Cette femme mar­iée m’aime et je l’aime. Sa mai­son est face à la mienne, un ruis­seau les sépare. Dés­espéré je mets le feu à mes meubles. Tan­dis que les flammes lèchent les murs, je rassem­ble un bagage. Trop petit mon sac à dos m’oblige à faire des choix. Ces chaus­sures n’ont pas de lacet, ce mail­lot est troué, dois-je emporter un sty­lo? La chaleur me cuit le der­rière et je crains que le toit troué des flammes n’alerte la femme que j’aime.
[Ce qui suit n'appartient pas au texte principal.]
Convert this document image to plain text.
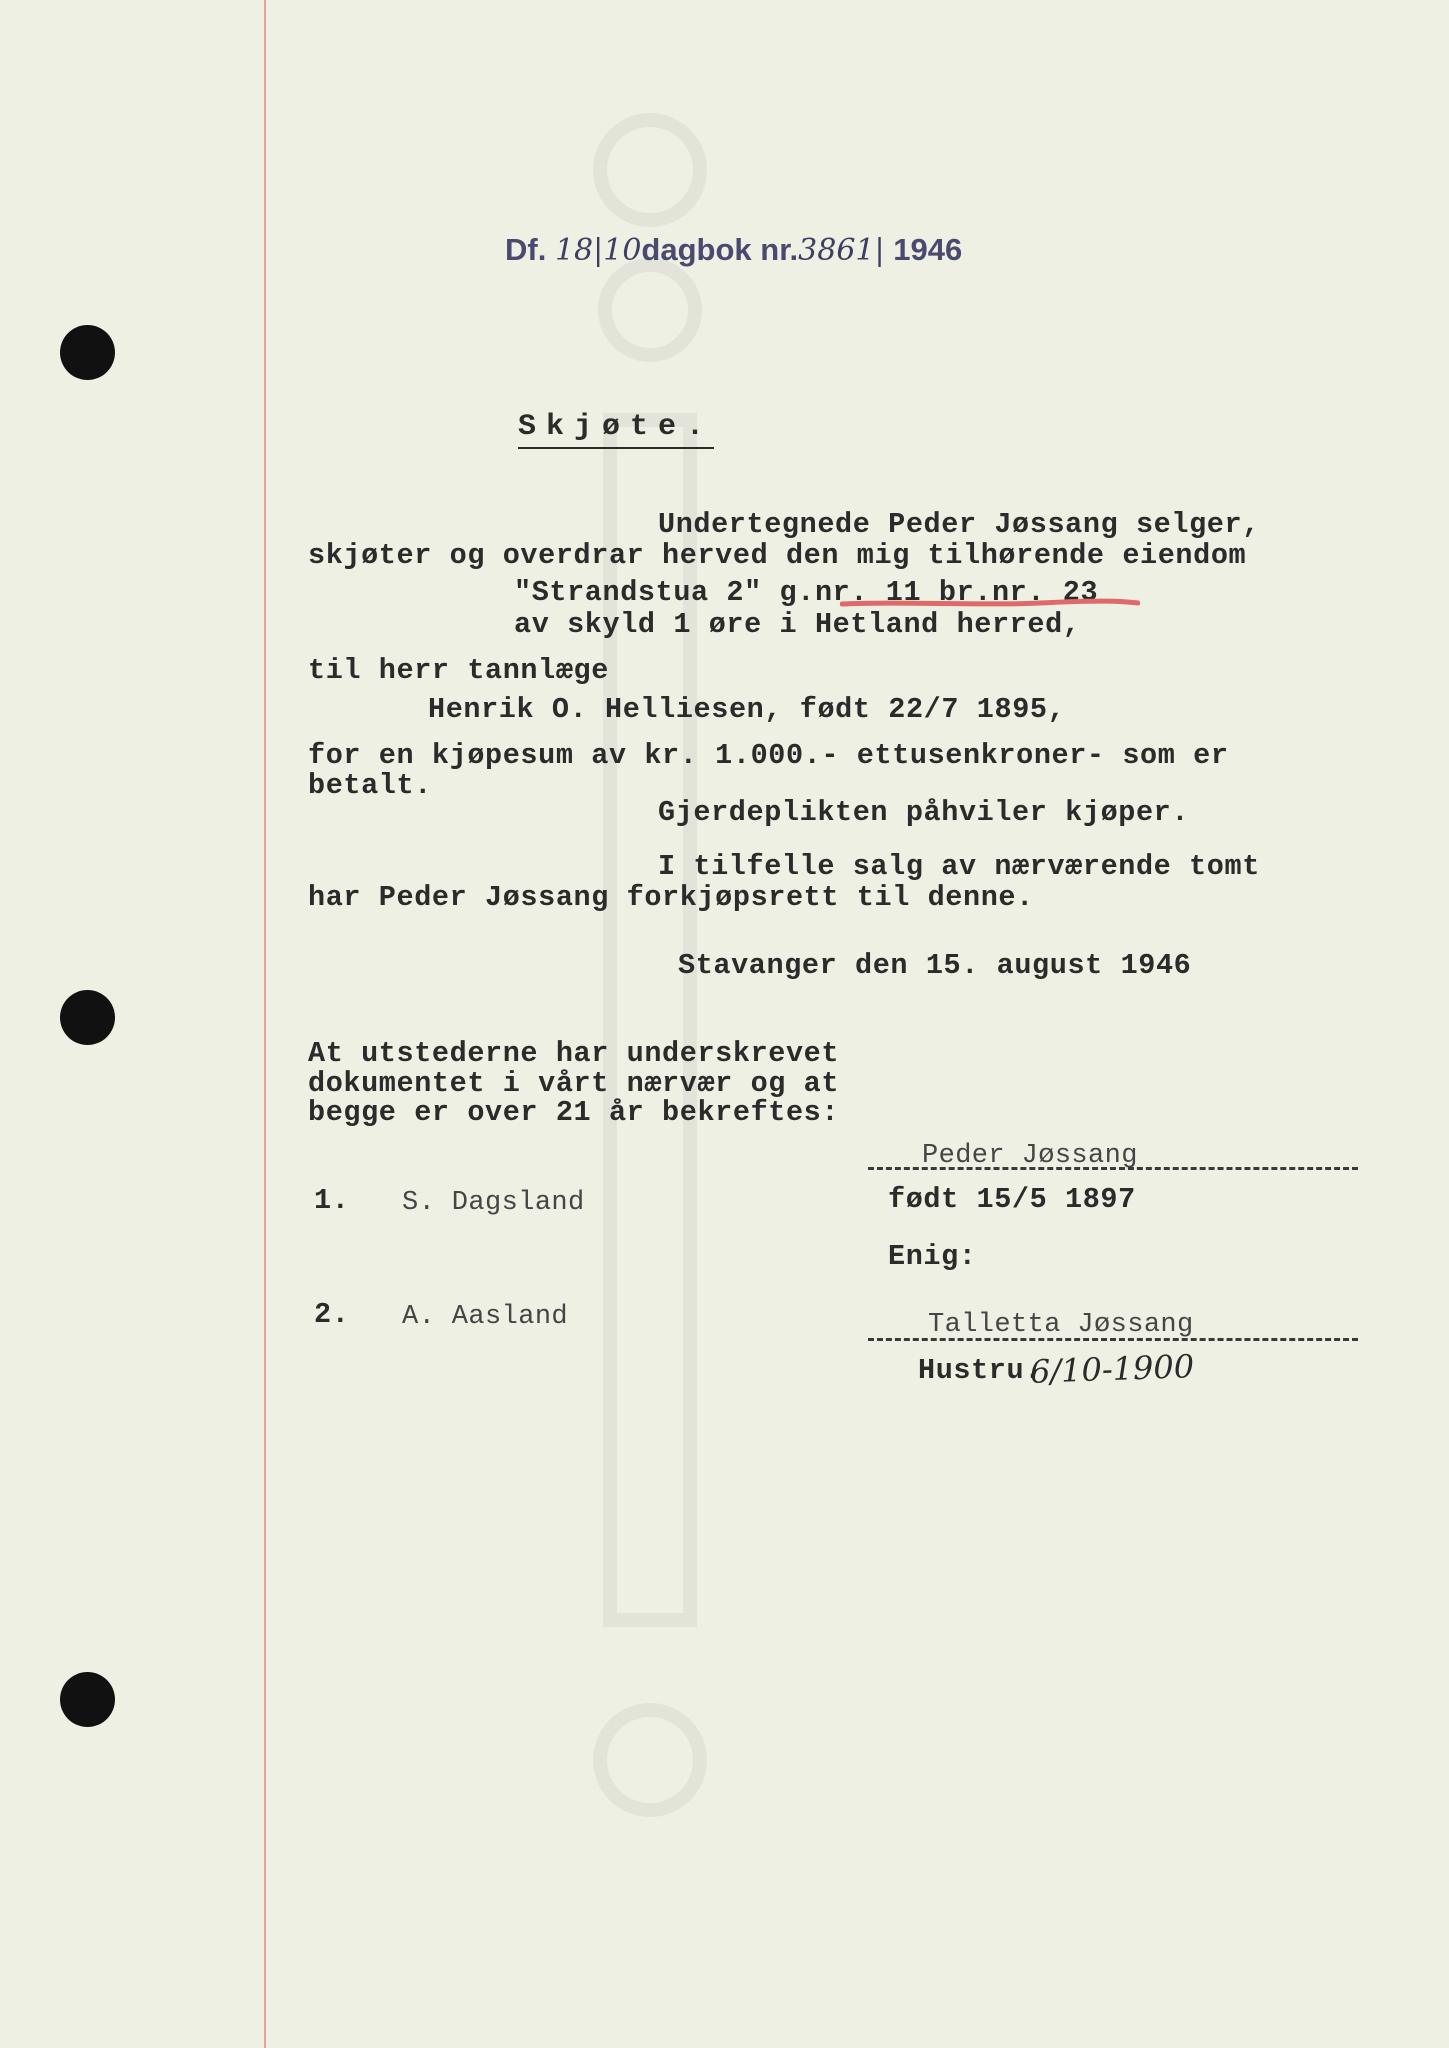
Df. 18|10dagbok nr.3861| 1946
Skjøte.
Undertegnede Peder Jøssang selger,
skjøter og overdrar herved den mig tilhørende eiendom
"Strandstua 2" g.nr. 11 br.nr. 23
av skyld 1 øre i Hetland herred,
til herr tannlæge
Henrik O. Helliesen, født 22/7 1895,
for en kjøpesum av kr. 1.000.- ettusenkroner- som er
betalt.
Gjerdeplikten påhviler kjøper.
I tilfelle salg av nærværende tomt
har Peder Jøssang forkjøpsrett til denne.
Stavanger den 15. august 1946
At utstederne har underskrevet
dokumentet i vårt nærvær og at
begge er over 21 år bekreftes:
1. S. Dagsland
2. A. Aasland
Peder Jøssang
født 15/5 1897
Enig:
Talletta Jøssang
Hustru.
6/10-1900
Je fuis par le jardin en pente et glis­sant quand son fils qui jouer dans la riv­ière donne l’alerte. Sa mère accourt et m’im­plore de rester. Trop tard, lui dis-je, j’ai tout brûlé. Elle marche alors der­rière moi comme la vierge der­rière son fils. Pour aug­menter ma déchéance je vais fumer, me salir, souf­frir, mais ai-je seule­ment un bri­quet? Peut-elle m’en don­ner un? Pitié, oui, elle a pitié, mais elle n’est pas incon­séquente.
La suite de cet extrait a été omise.